Because Korea is extremely dense and that makes it easy to essentially 100% cover with cell phone service. The Grand Canyon has a vast wilderness, almost comparable to Siberia.
Whether a car sat-nav makes sense depends on the unit
A traditional Sat-Nav device (you mis-call them "GPS") has a huge amount of memory to store pre-programmed maps of your region. It also has a GPS receiver so it knows its coordinates.
However, obviously, the trend is to go to "cellular data connected" types, because they have the latest maps, do smarter routings based on collected data, and are able to adapt to live and past-pattern traffic conditions. These will be useless in many parts of the Canyon.
Increasingly, the car rental agencies are likely to hand you a loose "device" that is basically an Android tablet, and rent that to you for some outlandish price. Don't count on it being mounted, integrated, or audible in driving conditions.
It also depends on the language.
Where's your brain-trust?
"Who is your English speaker?" vs "Who is your driver"?
Because the rental-car company supplied unit will be English language, almost certainly. If only the driver speaks English well, this is a bad division of labor. The rental company's choice of device will be unfamiliar and awkward. To be clear, the person driving is not the person who should be dealing with the nav. Messing with any smart device while driving is always dangerous; but an unfamiliar or balky one is much more dangerous because of how the brain responds to unexpected behavior. Brains do not multi-task; they rapidly task-switch (badly). Unexpected behavior from a balky device makes the brain not switch back at the expected time, extending the head-down time and making you crash.

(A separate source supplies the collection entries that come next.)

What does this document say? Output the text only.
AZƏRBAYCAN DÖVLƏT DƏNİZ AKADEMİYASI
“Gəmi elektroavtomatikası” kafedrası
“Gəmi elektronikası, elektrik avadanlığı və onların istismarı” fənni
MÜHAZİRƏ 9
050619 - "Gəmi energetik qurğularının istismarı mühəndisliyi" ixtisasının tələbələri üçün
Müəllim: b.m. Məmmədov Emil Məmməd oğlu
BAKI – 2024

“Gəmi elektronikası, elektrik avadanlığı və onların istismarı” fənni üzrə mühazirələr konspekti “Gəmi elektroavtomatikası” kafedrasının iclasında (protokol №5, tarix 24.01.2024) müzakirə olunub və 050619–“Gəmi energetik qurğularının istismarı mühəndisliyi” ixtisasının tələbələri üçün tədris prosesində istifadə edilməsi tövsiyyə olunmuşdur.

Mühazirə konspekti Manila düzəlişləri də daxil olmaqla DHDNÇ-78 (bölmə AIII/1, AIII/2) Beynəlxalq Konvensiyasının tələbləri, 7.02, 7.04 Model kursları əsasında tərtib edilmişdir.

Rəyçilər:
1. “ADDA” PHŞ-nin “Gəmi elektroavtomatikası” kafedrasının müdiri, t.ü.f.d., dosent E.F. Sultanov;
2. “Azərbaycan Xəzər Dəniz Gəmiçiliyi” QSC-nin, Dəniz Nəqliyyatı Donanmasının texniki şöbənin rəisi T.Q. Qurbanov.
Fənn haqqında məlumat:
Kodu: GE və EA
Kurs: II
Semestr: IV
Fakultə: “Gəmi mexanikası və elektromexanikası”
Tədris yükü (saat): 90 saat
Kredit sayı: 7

If there are 2 adults in the car, the driver should not be navigating or interacting with electronic equipment. The other person should. Which means the nav aids need to be in that person's language.

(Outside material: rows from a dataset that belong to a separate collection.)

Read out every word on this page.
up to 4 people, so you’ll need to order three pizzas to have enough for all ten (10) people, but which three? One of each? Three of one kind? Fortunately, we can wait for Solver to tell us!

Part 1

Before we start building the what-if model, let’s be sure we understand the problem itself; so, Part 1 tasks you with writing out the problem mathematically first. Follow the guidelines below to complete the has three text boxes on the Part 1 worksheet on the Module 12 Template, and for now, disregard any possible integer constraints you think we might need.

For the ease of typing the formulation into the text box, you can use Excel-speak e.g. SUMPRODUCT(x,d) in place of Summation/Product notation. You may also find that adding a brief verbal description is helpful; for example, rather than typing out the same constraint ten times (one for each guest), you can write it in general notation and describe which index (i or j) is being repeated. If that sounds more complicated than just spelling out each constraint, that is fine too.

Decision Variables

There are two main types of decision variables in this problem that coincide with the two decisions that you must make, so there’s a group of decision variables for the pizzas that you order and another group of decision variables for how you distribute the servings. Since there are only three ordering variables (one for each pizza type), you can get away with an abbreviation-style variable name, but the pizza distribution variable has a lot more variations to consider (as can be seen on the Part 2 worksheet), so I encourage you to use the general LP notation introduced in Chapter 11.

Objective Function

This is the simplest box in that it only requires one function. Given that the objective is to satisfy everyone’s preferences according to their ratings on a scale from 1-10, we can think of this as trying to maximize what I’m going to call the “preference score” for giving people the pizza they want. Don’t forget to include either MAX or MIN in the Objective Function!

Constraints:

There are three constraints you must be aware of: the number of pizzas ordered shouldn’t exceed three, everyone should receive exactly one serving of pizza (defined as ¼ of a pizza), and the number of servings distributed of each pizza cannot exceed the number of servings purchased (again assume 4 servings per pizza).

Which brings us to the ideal division of labor on a long road trip.
Driver drives. Navigator navigates. Navigator is always right.
The best division of labor on a road trip is 2 people: One person to drive and the other to navigate. The driver treats the navigator's word as absolutely correct. If the driver strongly feels otherwise, the driver pulls over safely to the side of the road and they look at the maps together and resolve it. *The driver does not badger or argue with the navigator, or make the navigator afraid to speak freely. The navigator does not give too-late or shaky/uncertain instructions; better to give a wrong instruction firmly, then at an appropriate time, a second instruction to correct the course**. Once you get the rhythm of it, it works very well.

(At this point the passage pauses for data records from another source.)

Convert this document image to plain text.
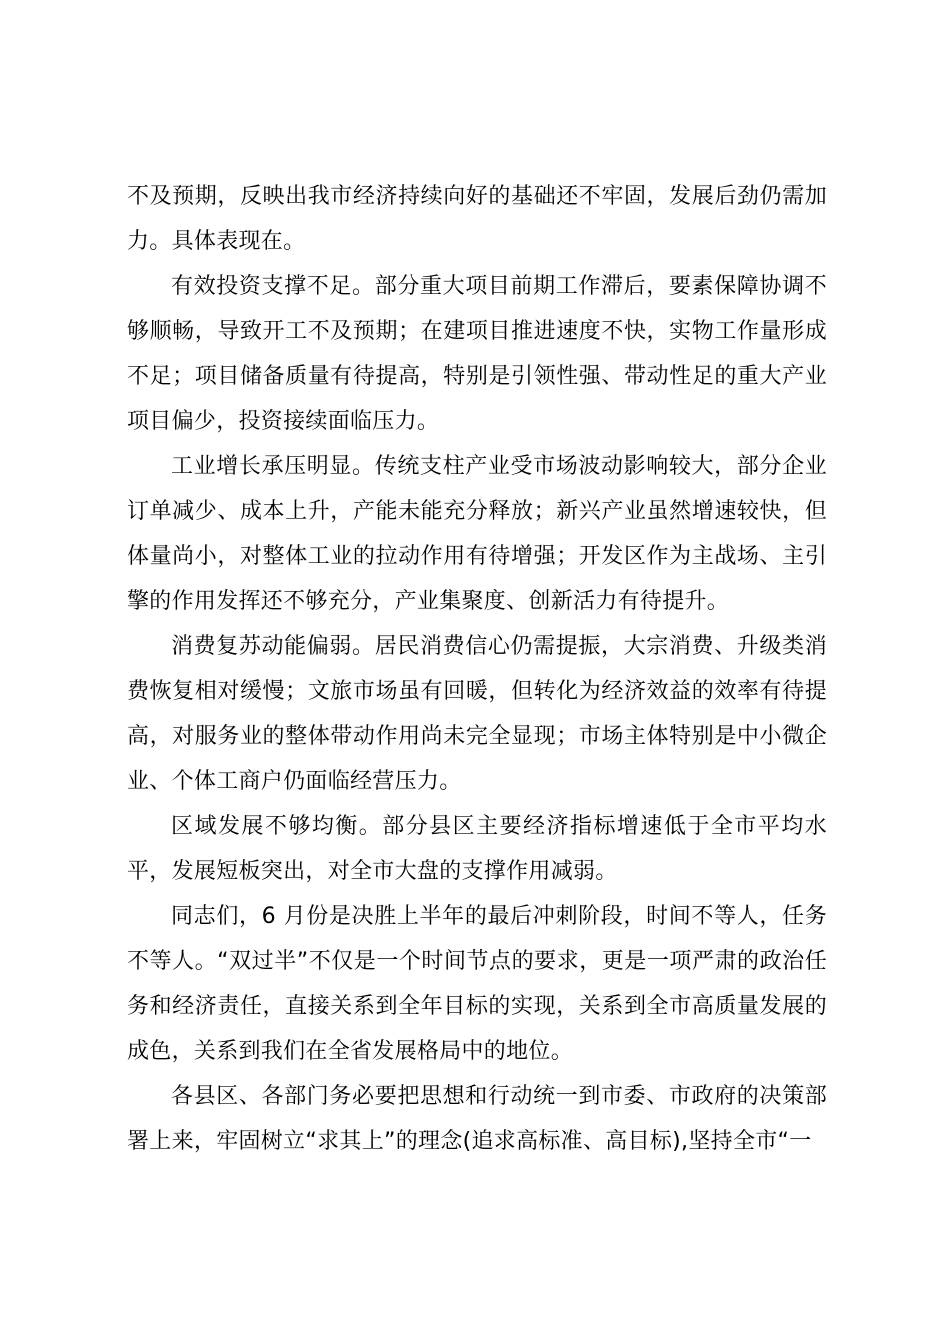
不及预期，反映出我市经济持续向好的基础还不牢固，发展后劲仍需加力。具体表现在。

有效投资支撑不足。部分重大项目前期工作滞后，要素保障协调不够顺畅，导致开工不及预期；在建项目推进速度不快，实物工作量形成不足；项目储备质量有待提高，特别是引领性强、带动性足的重大产业项目偏少，投资接续面临压力。

工业增长承压明显。传统支柱产业受市场波动影响较大，部分企业订单减少、成本上升，产能未能充分释放；新兴产业虽然增速较快，但体量尚小，对整体工业的拉动作用有待增强；开发区作为主战场、主引擎的作用发挥还不够充分，产业集聚度、创新活力有待提升。

消费复苏动能偏弱。居民消费信心仍需提振，大宗消费、升级类消费恢复相对缓慢；文旅市场虽有回暖，但转化为经济效益的效率有待提高，对服务业的整体带动作用尚未完全显现；市场主体特别是中小微企业、个体工商户仍面临经营压力。

区域发展不够均衡。部分县区主要经济指标增速低于全市平均水平，发展短板突出，对全市大盘的支撑作用减弱。

同志们，6 月份是决胜上半年的最后冲刺阶段，时间不等人，任务不等人。“双过半”不仅是一个时间节点的要求，更是一项严肃的政治任务和经济责任，直接关系到全年目标的实现，关系到全市高质量发展的成色，关系到我们在全省发展格局中的地位。

各县区、各部门务必要把思想和行动统一到市委、市政府的决策部署上来，牢固树立“求其上”的理念(追求高标准、高目标),坚持全市“一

Obviously, that creates a language dependency.
A sat-nav attempts to automate the navigator's job. A human navigator is worlds better. The human might use the sat-nav as a tool, but would be better off using tools the navigator is already familiar with. I certainly would be reluctant to reserve in advance a Sat-nav the navigator has not had time to play with to see if it's a good fit.
If you are the English speaking driver, I'd rather you converse with the navigator in Korean and have the navigator use a familiar tool in Korean. Google Maps is available on iOS and Android obviously, and allows pre-loading of offline maps. It keeps them in memory only for 30 days or so, so don't load them too soon or it'll delete them.
Paper maps are your friend
Really. There is no substitute for paper maps. They are large, and present both the entire "big picture" and also the finer details.
However again, they need to be in the navigator's language. Sourcing Korean language maps of the US Grand Canyon ... in the US ... may be a challenge; get them at home.
The "Rescue Me" button
I mention this because this happens at least a couple times a year, usually in the winter. People make wrong turns (often due to sat-nav telling them to), the car has a problem, and they die out there. Every case could have been trivially solved with one piece of tech: The 406 MHz ELT. This uses the military-grade, built-for-purpose distress signal system also used by jetliners and cruise ships. Due to the high cost of the infrastructure (many satellites), there is one world system with all the major powers onboard. A handheld beacon costs about $400 (once, no annual fee) and they can also be rented. It has exactly one job. Break seal, push button, forget it, focus on survival, and 2-12 hours later, help appears. It doesn't do anything else. It works anywhere but the steepest canyons (and obviously not caves), but this time of year you should be staying out of slot canyons anyway. If you have a mind to do anything slightly adventurous, or just if you're bad at navigation, think about getting one of these.
* Example.
"Continue straight here. Do not get on the freeway."
"OK".
"At the next opportunity, do a U-turn. We do need the freeway, after all. I wasn't sure, and I called straight because it would be easier to recover."
"OK, good call."
"Get on the freeway northbound. This ramp here, follow the brown truck".